Nordmark helped found program
Gary Ellis Nordmark had a role in helping found one of the Twin Cities area’s oldest disability service programs. Nordmark died in April. He was 78 and most recently lived in Blaine.
Born in North Dakota, Nordmark was a graduate of the University of North Dakota – Grand Forks. He moved to the Twin Cities in 1963 and retired in 2001 after a long business career.
Nordmark was very proud to have been instrumental in the formation of Living Well Disability Services, formerly Dakota’s Children, Inc. What is now Living Well Disability Services was founded as Dakota’s Children in 1972 by parents, volunteers and community partners in West St. Paul, including Nordmark. The program now provides person-centered services to people living in eight counties in the Greater Twin Cities area.

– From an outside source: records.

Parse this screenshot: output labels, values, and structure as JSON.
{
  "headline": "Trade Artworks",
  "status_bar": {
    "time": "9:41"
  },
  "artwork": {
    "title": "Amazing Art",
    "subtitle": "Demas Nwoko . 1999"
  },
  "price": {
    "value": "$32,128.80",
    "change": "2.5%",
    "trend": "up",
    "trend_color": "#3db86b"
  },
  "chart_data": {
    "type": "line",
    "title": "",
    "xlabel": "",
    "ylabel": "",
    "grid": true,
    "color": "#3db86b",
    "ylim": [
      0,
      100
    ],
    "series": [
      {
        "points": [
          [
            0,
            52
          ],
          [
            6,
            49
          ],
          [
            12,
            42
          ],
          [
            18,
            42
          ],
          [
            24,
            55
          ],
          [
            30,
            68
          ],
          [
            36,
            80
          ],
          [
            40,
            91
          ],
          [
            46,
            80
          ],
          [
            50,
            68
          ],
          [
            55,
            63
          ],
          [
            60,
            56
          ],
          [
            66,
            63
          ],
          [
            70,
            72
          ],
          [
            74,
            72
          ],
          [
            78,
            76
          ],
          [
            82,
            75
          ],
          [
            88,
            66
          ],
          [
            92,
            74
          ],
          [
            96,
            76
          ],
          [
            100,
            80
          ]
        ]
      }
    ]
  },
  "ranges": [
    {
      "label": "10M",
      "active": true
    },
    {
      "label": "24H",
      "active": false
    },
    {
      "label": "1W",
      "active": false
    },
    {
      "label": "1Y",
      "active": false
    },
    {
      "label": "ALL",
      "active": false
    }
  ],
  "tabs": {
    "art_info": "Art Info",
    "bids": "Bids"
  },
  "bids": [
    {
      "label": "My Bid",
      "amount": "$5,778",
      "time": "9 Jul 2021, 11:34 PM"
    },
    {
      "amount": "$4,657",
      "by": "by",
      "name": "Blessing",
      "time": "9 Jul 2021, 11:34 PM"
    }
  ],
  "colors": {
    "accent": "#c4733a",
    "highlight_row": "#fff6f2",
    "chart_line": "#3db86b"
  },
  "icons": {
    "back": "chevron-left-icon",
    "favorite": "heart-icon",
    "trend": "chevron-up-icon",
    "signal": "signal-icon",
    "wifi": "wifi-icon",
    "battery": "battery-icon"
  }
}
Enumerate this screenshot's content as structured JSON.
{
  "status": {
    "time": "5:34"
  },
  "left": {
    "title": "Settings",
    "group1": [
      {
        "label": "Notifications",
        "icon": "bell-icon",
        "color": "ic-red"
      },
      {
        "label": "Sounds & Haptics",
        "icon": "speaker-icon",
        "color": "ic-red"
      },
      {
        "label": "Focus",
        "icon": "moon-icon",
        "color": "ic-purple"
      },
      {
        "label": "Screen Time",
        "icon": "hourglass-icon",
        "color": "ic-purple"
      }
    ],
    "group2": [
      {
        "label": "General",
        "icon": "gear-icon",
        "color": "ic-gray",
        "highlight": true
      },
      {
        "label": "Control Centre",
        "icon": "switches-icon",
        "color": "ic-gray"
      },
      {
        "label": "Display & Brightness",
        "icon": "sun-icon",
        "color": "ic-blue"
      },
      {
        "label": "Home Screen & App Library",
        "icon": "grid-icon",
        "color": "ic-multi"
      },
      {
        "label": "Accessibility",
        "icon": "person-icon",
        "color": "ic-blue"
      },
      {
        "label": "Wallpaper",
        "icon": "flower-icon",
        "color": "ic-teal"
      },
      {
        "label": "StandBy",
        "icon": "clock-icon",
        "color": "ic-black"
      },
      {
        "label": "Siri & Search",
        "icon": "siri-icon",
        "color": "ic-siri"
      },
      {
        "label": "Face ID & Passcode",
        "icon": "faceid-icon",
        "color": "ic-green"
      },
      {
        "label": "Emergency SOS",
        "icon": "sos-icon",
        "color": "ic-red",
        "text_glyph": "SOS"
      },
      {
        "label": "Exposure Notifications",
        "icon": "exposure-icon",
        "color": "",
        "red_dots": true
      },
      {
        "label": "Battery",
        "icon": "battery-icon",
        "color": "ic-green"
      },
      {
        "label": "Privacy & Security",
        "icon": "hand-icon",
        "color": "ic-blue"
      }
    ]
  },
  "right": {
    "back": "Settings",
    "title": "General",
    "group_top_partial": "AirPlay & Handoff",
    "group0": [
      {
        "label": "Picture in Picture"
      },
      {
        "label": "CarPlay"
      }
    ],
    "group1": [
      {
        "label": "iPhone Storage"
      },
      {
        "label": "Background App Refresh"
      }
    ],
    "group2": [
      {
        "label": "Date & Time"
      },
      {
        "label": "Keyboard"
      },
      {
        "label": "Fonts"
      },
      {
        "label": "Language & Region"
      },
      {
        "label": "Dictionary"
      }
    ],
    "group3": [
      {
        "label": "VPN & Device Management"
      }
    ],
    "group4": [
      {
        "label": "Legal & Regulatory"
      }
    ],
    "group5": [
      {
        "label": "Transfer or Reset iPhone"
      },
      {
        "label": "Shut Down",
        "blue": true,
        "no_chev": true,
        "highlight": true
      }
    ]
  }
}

He also had an avid interest in automobiles and antique car restoration. He was particularly proud of his 1937 Packard Coupe, which he supercharged and named Moriah.
Nordmark is survived by his wife, Sandra, children, a granddaughter, sisters, nieces and nephews. Services will be held at a later date. Memorials are preferred to a favorite charity.
Skoglund lived with rare disorder
Duane Paul Skoglund lived a full life despite a rare genetic disorder. Skoglund died in May of complications of the COVID-19 virus. He was 73 and lived in Brooklyn Center.
Skoglund lived with Bardet-Biedl Syndrome. It has many physical and cognitive limitations, including vision loss.
He was a 30 year client of Opportunity Partners and spent the last 14 years at Presbyterian Homes, Maranatha Care Center. He gave cartoon character nicknames to people he liked.
Skoglund is survived by his father, brothers and their families, a sister-in-law and other family and friends. Services will be held at a later date. Memorials are preferred to Opportunity Partners or Minnesota Braille and Talking Book Library (State Services for the Blind).
Kane was an educational pioneer
Rosalie Ann Kane was a professor of social work and public health for more than 45 years, with a focus on case management, community-based care and person-centered care systems. Kane, 79, died in May after a brief battle with brain cancer. She was 79 and lived in Minneapolis.
Kane spent more than three decades at the University of Minnesota where she worked up until the time of her death. A pioneer in her field, Rosalie’s academic work focused on case management, community- based care, and transforming long term care systems to be more person-centered. She was a relentless champion for the rights of seniors and adults with disabilities to self-advocate. She led a movement to help elders find joy in aging.
She had many works published and was a tireless challenger of established norms in her fields of expertise. She was noted for truly caring about people, listening to them and sharing their stories.
Kane and her husband, the late Robert Kane, taught at the University of Minnesota for decades. He was the Minnesota Chair of Aging and Long-Term Care at the University of Minnesota’s School of Public Health where he was a professor for more than 30 years.
She was extremely proud of her Canadian heritage and remained connected to her Ottawa Valley roots. She was also dedicated to feminism and her Jewish faith. Growing up in an era when religious education was largely reserved for boys, Kane was bat-mitzvahed as an adult and her synagogue remained an important focal point of her intellectual and spiritual life.
Kane is survived by three daughters and their families, many other family members, colleagues and friends. Services have been held. Memorials are preferred to the Robert L. and Rosalie A. Kane Scholarship Fund at the Minnesota Gerontological Society, Planned Parenthood, Southern Poverty Law Center or any organization that advances social justice.